A navie soul might think that Harry would merit a citation as the taxpayer of the year. Instead, his straightforwardness led him into a bureaucratic thicket, into one of the Catch-22 situations that only the IRS could create.

In 1978 Harry had what he said was a sub-par year for him. He pushed $180,000 through the mutuel windows of harness tracks from New York to Florida and collected $200,000, for a profit of $20,000. Included in these winnings were about $24,000 worth of large payoffs on which the IRS had imposed its 20 percent withholding tax at the track. Harry was entitled to get some of this money back.

So he filed his tax return in the manner that IRS rules suggest. On Form 1040 he listed, $200,000 as income and subtracted a $180,000 deduction for gambling losses. The trouble with this method of reporting -- as opposed to listing only a $20,000 net profit from gambling -- is that it is sure to start red lights flashing on the IRS computer.

The lights did flash when the computer saw Harry's return, and he got a notice of an audit. But he could not have imagined what the IRS had in mind. The government was billing him for more than $9,000 as a "minimum tax" payment.

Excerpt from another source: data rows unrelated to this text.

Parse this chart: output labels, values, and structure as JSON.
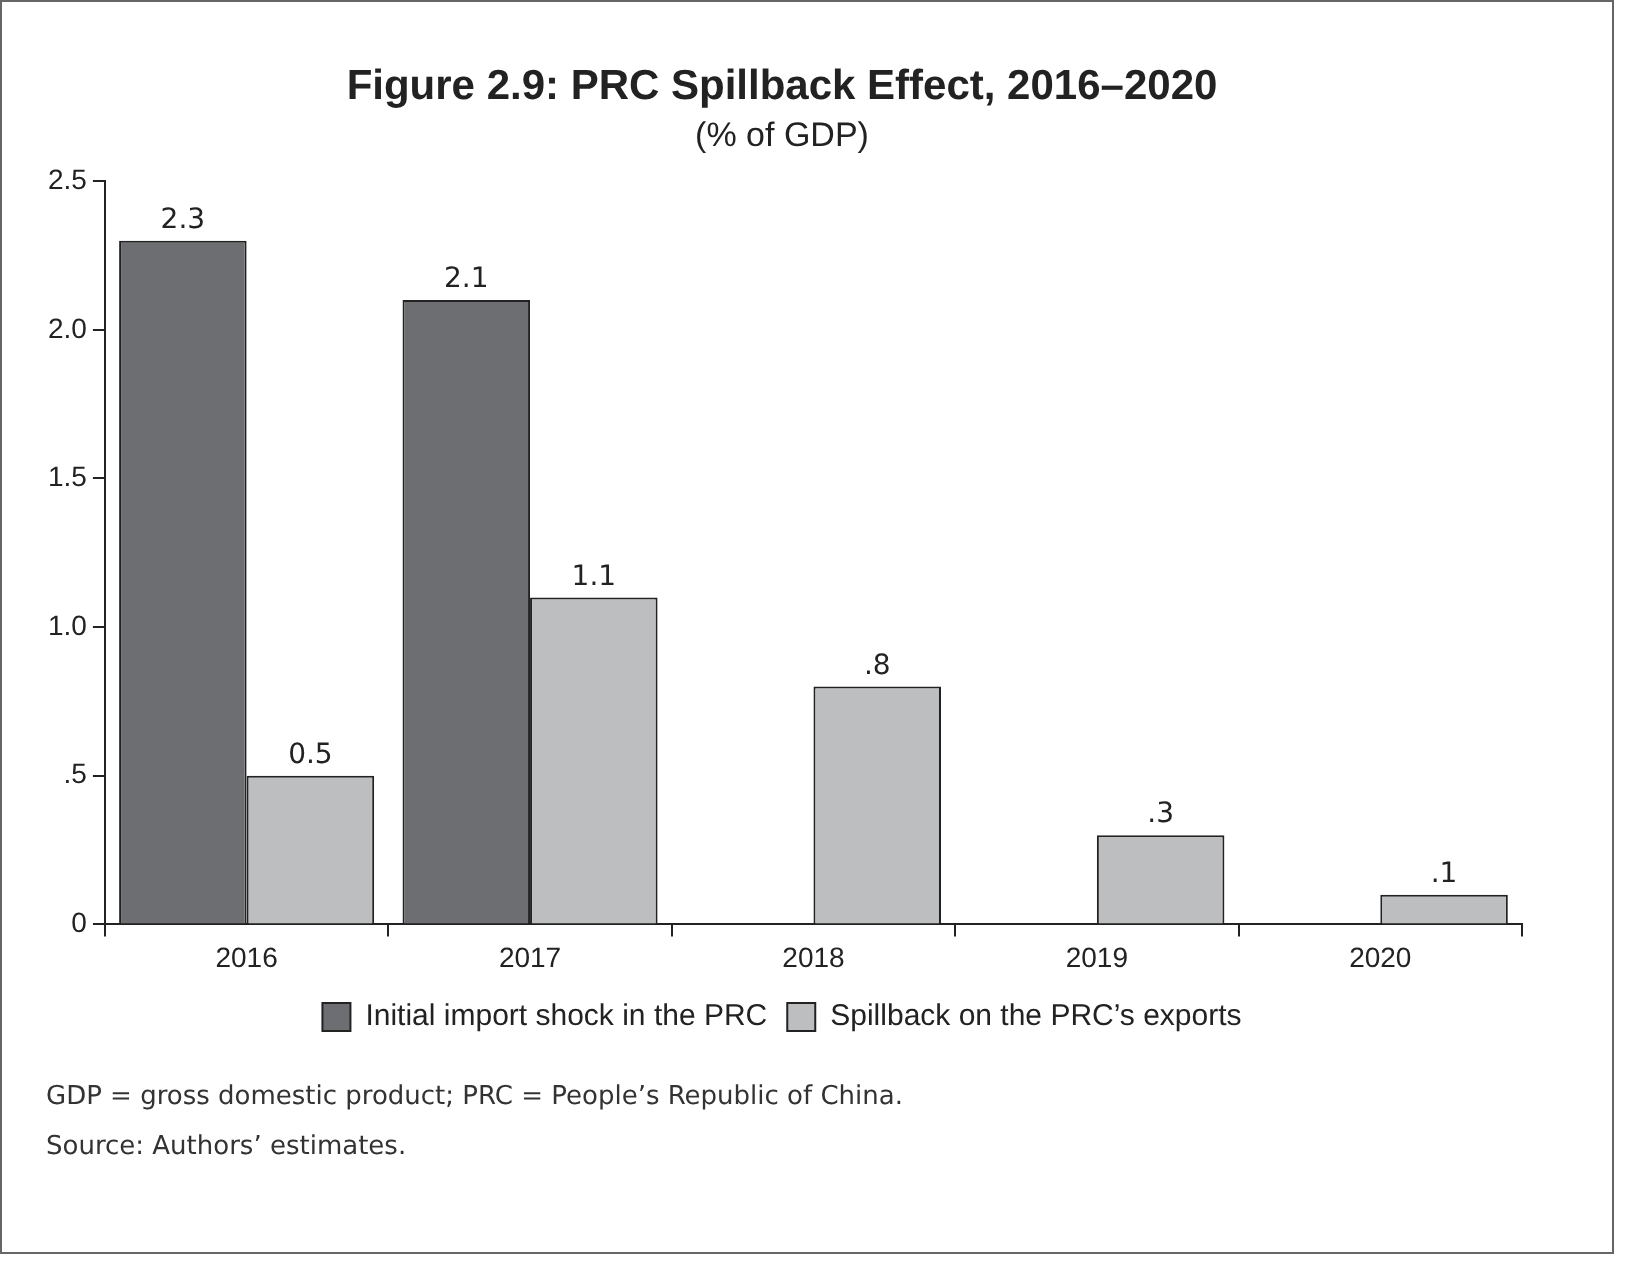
{
  "chart_data": {
    "type": "bar",
    "title": "Figure 2.9: PRC Spillback Effect, 2016–2020",
    "subtitle": "(% of GDP)",
    "categories": [
      "2016",
      "2017",
      "2018",
      "2019",
      "2020"
    ],
    "series": [
      {
        "name": "Initial import shock in the PRC",
        "color": "#6d6e71",
        "values": [
          2.3,
          2.1,
          null,
          null,
          null
        ],
        "value_labels": [
          "2.3",
          "2.1",
          null,
          null,
          null
        ]
      },
      {
        "name": "Spillback on the PRC’s exports",
        "color": "#bcbec0",
        "values": [
          0.5,
          1.1,
          0.8,
          0.3,
          0.1
        ],
        "value_labels": [
          "0.5",
          "1.1",
          ".8",
          ".3",
          ".1"
        ]
      }
    ],
    "ylim": [
      0,
      2.5
    ],
    "yticks": [
      0,
      {
        "value": 0.5,
        "label": ".5"
      },
      {
        "value": 1,
        "label": "1.0"
      },
      {
        "value": 1.5,
        "label": "1.5"
      },
      {
        "value": 2,
        "label": "2.0"
      },
      {
        "value": 2.5,
        "label": "2.5"
      }
    ],
    "grid": false,
    "legend": "bottom",
    "annotations": [
      "GDP = gross domestic product; PRC = People’s Republic of China.",
      "Source: Authors’ estimates."
    ]
  }
}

The minimum tax was instituted so that citizens with large, well-sheltered incomes would have to pay some taxes, no matter how many deductions they had fashioned. To apply this rule to someone who earned $20,000 was absurd, but the IRS was hypnotized by the $200,000 figure listed as income.

"In theory," Harry said, "I could start the year with $1,000, have $100,000 worth of activity at the windows and wind up with $1,000 at the end of the year. But the IRS would act as if I'd actually earned $100,000. It was crazy. So I went to the regional office and went through two or three levels of dummies before I found a bright young man who told me what to do."

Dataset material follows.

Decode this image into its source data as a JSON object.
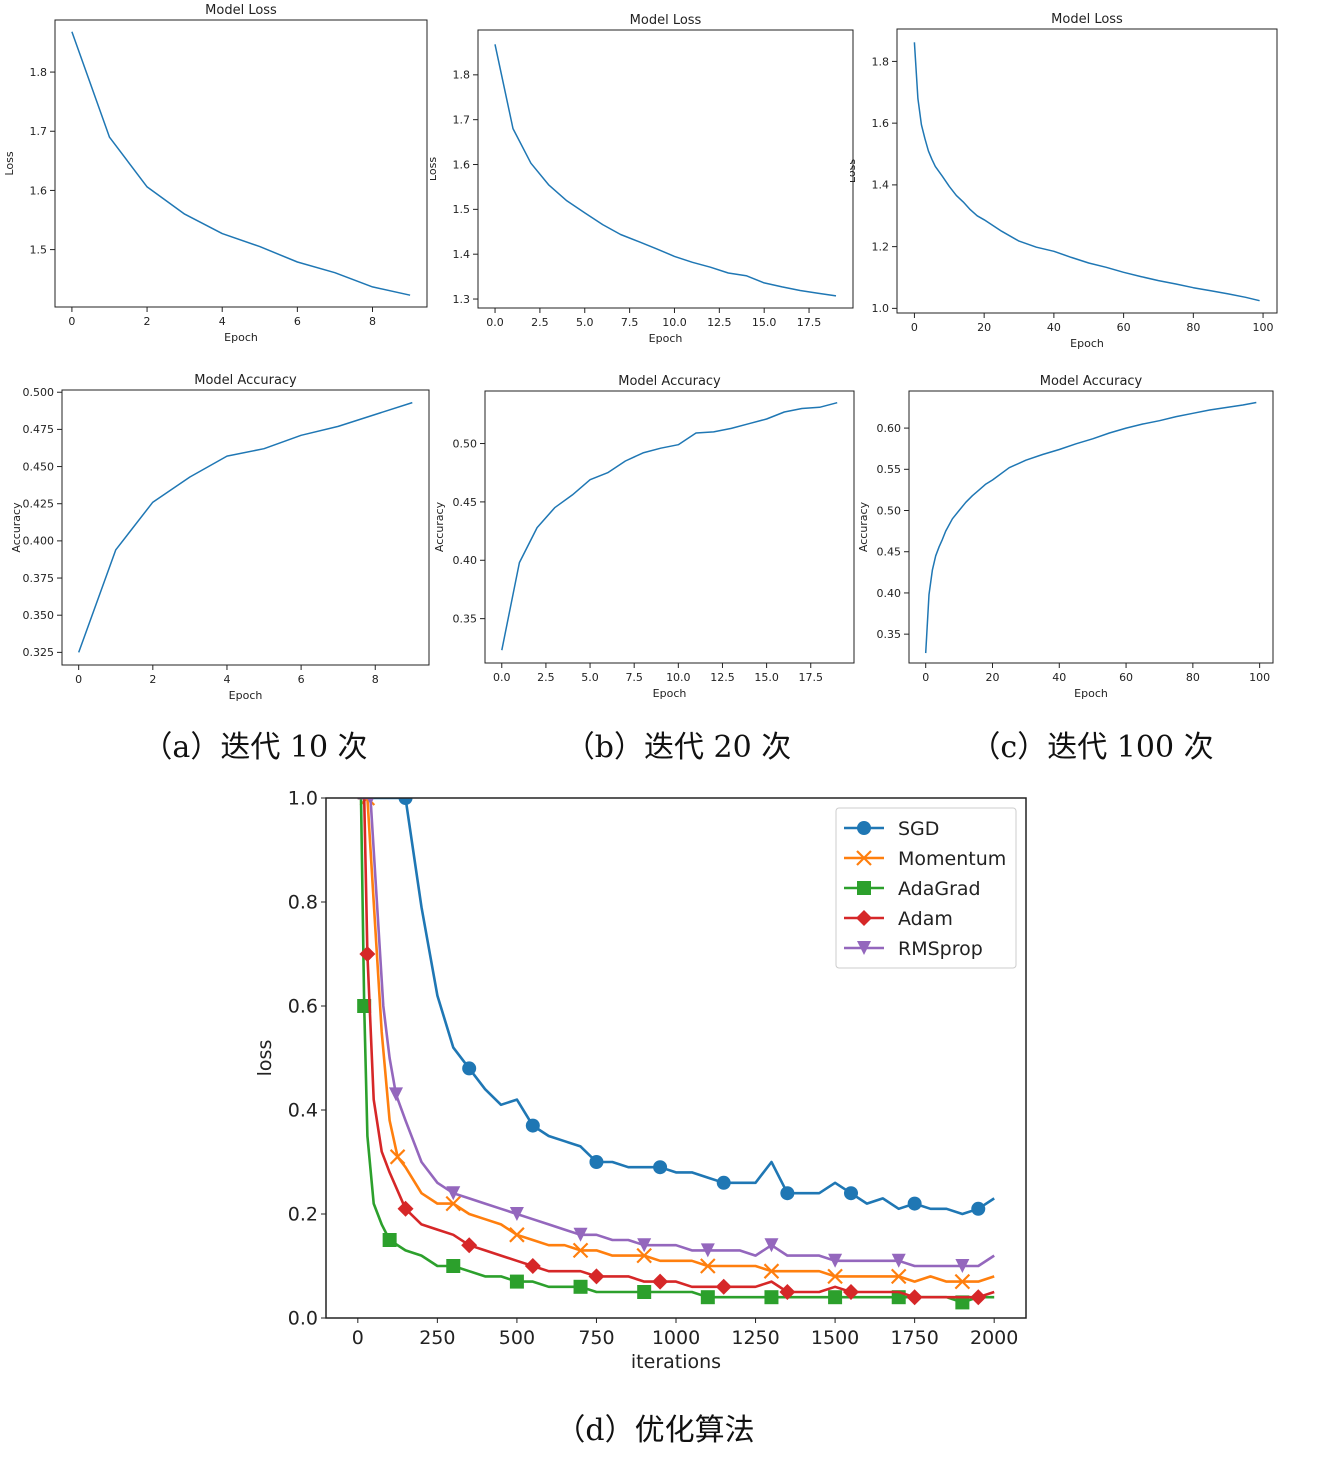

On the suggestion of this IRS official, Harry filed an amended return and declared his gambling earnings on Schedule C, "Profit and Loss from Business or Profession." He listed his $180,000 in wagers as "cost of operations" and his $200,000 return as "gross receipts or sales." As business expenses he deducted mileage to racetracks, depreciation of his car, tips to the dinning-room maitre d's and other costs. He did this again on his 1979 return. And was audited again.

The IRS office in his home area challenged those deductions, but Harry asked that the audit be transferred to the Washington area, since he was operating at Rosecroft at the time. The auditor here had no objections to these deductions. She scrutinized Harry's gambling records and found them in order, he had saved every parimutuel ticket and kept a ledger recording every bet he made. But she told him flatly. "Gambling is not a business. You can't file on Schedule C."

At this moment Harry remains in a government-created limbo. He wants to declare his income, but one agent won't let him use Schedule C, while another acknowledges that he would be crazy to use Form 1040 and be socked for a minimum tax.

"They want you to be honest," Harry moaned. "but they won't do it. They can't do it. Instead they drive you crazy."